Pour Jorge Herralde, fondateur de l’emblématique maison espagnole Anagrama, la rentrée littéraire française a quelque chose de sacré. "Cette tradition me paraît immuable et les professionnels du livre semblent avoir bien assimilé le concept d’embouteillage littéraire", confie avec humour l’éditeur. Pour lui, ce phénomène est constitutif du marché hexagonal. "La rentrée est une spécificité française, indissociable des récompenses littéraires importantes à gagner", continue Jorge Herralde qui se dit très sensible au calendrier des prix décernés chaque automne en France. Selon lui, c’est un outil précieux : elle permet aux éditeurs étrangers de prendre le pouls de la création française et de repérer les tendances. C’est aussi l’occasion de se faire une idée précise de la production des grandes maisons littéraires comme des petits éditeurs indépendants. "Dans ce sens, je lis la presse professionnelle française pour m’informer sur tous les livres qui vont sortir pendant cette période", explique l’éditeur.

Francophile, Jorge Herralde a institutionnalisé sa propre rentrée littéraire en Espagne. Cela débute à la fin des années 1990 par un lancement médiatisé de la "british dream team" de la maison barcelonaise (Amis, Barnes, McEwan, Ishiguro, Kureishi). Puis, en 2000, Anagrama met en place une "rentrée française" avec la publication simultanée de romans de Jean Echenoz, Amélie Nothomb, Yasmina Reza, Emmanuel Carrère, Jean-Pierre Vernant, Michel Houellebecq, Guy Debord et Laure Adler. "Depuis, on commence très fort dès les premiers jours de septembre. Peu à peu, le mimétisme est devenu habituel. Désormais septembre n’est plus un désert de nouveautés !" s’enthousiasme Jorge Herralde.

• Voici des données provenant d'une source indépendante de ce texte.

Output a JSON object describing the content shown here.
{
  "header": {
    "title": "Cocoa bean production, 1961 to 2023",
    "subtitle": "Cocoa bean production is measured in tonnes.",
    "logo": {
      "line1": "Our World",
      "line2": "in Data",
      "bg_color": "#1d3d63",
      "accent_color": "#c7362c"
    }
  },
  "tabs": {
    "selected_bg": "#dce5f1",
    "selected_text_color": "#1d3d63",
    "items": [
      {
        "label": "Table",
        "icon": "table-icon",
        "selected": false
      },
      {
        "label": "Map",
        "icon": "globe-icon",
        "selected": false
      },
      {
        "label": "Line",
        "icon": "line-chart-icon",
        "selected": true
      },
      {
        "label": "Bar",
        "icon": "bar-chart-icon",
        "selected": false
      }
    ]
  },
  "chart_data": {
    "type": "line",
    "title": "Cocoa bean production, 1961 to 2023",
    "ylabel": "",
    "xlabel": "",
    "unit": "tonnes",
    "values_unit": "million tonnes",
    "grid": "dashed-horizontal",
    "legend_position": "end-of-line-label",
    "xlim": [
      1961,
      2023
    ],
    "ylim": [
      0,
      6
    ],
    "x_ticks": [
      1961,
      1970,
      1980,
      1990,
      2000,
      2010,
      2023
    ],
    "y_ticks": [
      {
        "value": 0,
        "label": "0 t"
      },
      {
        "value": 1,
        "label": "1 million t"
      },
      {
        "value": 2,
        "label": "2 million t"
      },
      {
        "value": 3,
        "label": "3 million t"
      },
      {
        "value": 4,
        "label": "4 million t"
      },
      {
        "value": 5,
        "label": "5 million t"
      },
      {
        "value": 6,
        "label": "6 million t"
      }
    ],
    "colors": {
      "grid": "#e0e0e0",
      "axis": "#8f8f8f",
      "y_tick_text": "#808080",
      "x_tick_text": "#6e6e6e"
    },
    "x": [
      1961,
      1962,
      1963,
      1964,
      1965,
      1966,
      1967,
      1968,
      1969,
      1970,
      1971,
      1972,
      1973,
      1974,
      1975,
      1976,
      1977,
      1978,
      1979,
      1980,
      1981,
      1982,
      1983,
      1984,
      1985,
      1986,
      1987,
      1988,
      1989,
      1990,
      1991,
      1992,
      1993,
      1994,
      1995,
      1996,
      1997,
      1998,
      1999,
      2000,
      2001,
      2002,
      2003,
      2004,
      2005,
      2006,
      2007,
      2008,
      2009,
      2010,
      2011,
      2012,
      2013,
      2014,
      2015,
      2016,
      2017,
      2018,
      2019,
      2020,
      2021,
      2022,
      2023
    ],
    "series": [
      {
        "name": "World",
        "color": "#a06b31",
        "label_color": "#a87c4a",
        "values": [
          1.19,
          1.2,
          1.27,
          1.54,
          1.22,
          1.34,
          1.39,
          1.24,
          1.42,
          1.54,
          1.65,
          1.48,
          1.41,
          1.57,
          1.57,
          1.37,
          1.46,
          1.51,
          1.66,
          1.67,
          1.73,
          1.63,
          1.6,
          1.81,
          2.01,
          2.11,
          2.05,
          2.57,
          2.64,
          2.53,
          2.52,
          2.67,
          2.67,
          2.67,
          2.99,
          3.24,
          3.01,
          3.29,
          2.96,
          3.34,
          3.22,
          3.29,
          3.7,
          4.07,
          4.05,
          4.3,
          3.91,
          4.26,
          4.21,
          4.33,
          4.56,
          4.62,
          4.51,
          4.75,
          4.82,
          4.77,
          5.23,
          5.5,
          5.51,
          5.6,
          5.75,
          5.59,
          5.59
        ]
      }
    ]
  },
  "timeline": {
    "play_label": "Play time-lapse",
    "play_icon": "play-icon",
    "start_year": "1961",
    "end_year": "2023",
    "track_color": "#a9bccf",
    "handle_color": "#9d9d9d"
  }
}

Pour cet automne, la rentrée littéraire qu’Anagrama organise désormais annuellement a programmé de nombreux titres français, pour la plupart parus dans l’Hexagone en 2015, tels D’après une histoire vraie de Delphine de Vigan, La triomphante de Teresa Cremisi, A ce stade de la nuit de Maylis de Kerangal ou De la légèreté de Gilles Lipovetsky. Anagrama a retenu, "évidemment et comme toujours", un roman d’Amélie Nothomb, Le crime du comte Neville. Elle le publiera courant 2017, aux côtés d’autres titres puisés dans la rentrée française. Un événement au goût particulier pour Jorge Herralde, qui cédera les rênes de sa prestigieuse maison à l’éditrice Silvia Sesé en janvier 2017 dans le cadre du rachat d’Anagrama à 99 % en janvier 2016. Jorge Herralde reste actionnaire à 1 % de la maison qu’il a fondée en 1969. S’il en quitte la direction éditoriale en janvier, il restera président du conseil d’administration. M. M.